A Notice to Owner (NTO) is a written notice that officially informs the owner of a progress that the senders, typically a vendor or contractor not negotiating directly with the owner, is looking to the owner to make sure the senders is paid prior to payment being made to the contractor on the project.
Some state statutes require that a NTO be served on the progress owner no later than forty-five days from the date of initial labor, services rendered, or materials supplied to the project site as a precondition to ensure the sender’s right to lien the property should the sender not being properly paid for work carried out at the property.
These notices provide the owner the chance to confirm that the sender has been paid, usually by acquiring a “release of lien” by the notice sender when a payment is made to the contractor, so that the owner oversees downstream payments and is not later caught off guard with a lien against the property from someone with who the owner doesn’t have a contract.
Face-to-face/verbal notice to owner by the non-private party carrying out the project is NOT an alternative for a written notice to owner.
Serving Notices to Owner on each project is just a good business practice. Seen as a simple “price of doing business”, a NTO is going to better revenue by helping to make sure you get your money, create good contact between your business and those securing the payments, and safeguard your right to payment by protecting your right to lien a property if the need come up.
Who Should Serve the NTO?
Any possible lienor that is not negotiating directly with the property owner, like a subcontractor or vendor, is required to serve a notice to owner with three stipulations. A laborer, a professional lienor, and an individual that is working only on subdivision projects does not need to serve a Notice to Owner to ensure the right to lien. All other possible lienors that are not dealing directly with the owner is required to timely serve a Notice to Owner as a preluding step to acquiring lien rights. This notice must be served timely, as a preemptive measure, even where no issue has yet come up, if one wants to be able to later affirm lien rights. If this preluding step is not taken, the right to later affirm a construction lien against the property is lost.
What Does “Served” Mean?
Some state statutes provide specific methods for serving the Notice to Owner. These statutes use the words “serve” and “service,” described as “delivery in a specific way” and provides the below options:
(a) Physical Delivery: By physical delivery to the individual to be served; when an association, to one of the associates; when a business, to a supervisor, director, manager, or business agent; or, if an LLC, to an administrator or manager.

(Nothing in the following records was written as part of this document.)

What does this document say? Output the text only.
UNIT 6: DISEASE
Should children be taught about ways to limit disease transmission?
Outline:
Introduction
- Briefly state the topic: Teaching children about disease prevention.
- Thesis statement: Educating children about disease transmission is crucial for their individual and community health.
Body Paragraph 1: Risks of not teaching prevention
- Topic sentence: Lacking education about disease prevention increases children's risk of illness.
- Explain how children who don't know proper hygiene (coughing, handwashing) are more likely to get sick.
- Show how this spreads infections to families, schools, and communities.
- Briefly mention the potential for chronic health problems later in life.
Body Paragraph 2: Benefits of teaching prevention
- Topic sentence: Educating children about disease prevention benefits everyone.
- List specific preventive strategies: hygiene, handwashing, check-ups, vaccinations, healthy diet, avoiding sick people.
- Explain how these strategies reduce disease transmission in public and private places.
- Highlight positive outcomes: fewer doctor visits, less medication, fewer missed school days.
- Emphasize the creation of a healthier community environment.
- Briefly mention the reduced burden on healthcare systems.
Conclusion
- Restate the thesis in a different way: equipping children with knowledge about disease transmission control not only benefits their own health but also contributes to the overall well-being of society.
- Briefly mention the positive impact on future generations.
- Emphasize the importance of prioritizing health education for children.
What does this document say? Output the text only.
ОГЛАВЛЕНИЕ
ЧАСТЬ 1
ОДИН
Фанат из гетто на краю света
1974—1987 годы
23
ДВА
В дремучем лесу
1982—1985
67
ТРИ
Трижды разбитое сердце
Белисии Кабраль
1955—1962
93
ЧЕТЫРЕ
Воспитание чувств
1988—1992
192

(b) Registered or Certified Mail: By sending the notice by certified or registered mail, with prepaid postage, or by overnight or second-day delivery with confirmation of delivery, which could be via text or email.
(c) Posting at the premises: If the method specified in (a) or (b) cannot be carried out, by posting at the jobsite.
What is a Release of Lien?
A possible lienor is going to be required to give releases on almost all, if not every, project. Generally, a Release of Lien is a discharge of the lienor’s right for liening the property according to the conditions of the release. These releases might be for a particular amount of money, for all lien rights through a particular period, or for both. Comprehending the terms and details inside releases is VERY vital.
Dar Liens Offers Lien Processing and Filing in Arizona
Dar Liens Offers Processing and Filing of the following types of Liens: Pre-Liens, Notices to Owner Medical Liens, Construction Liens, Mechanics Liens, HOA Liens, 20 Day Preliminary Lien Notices, and more.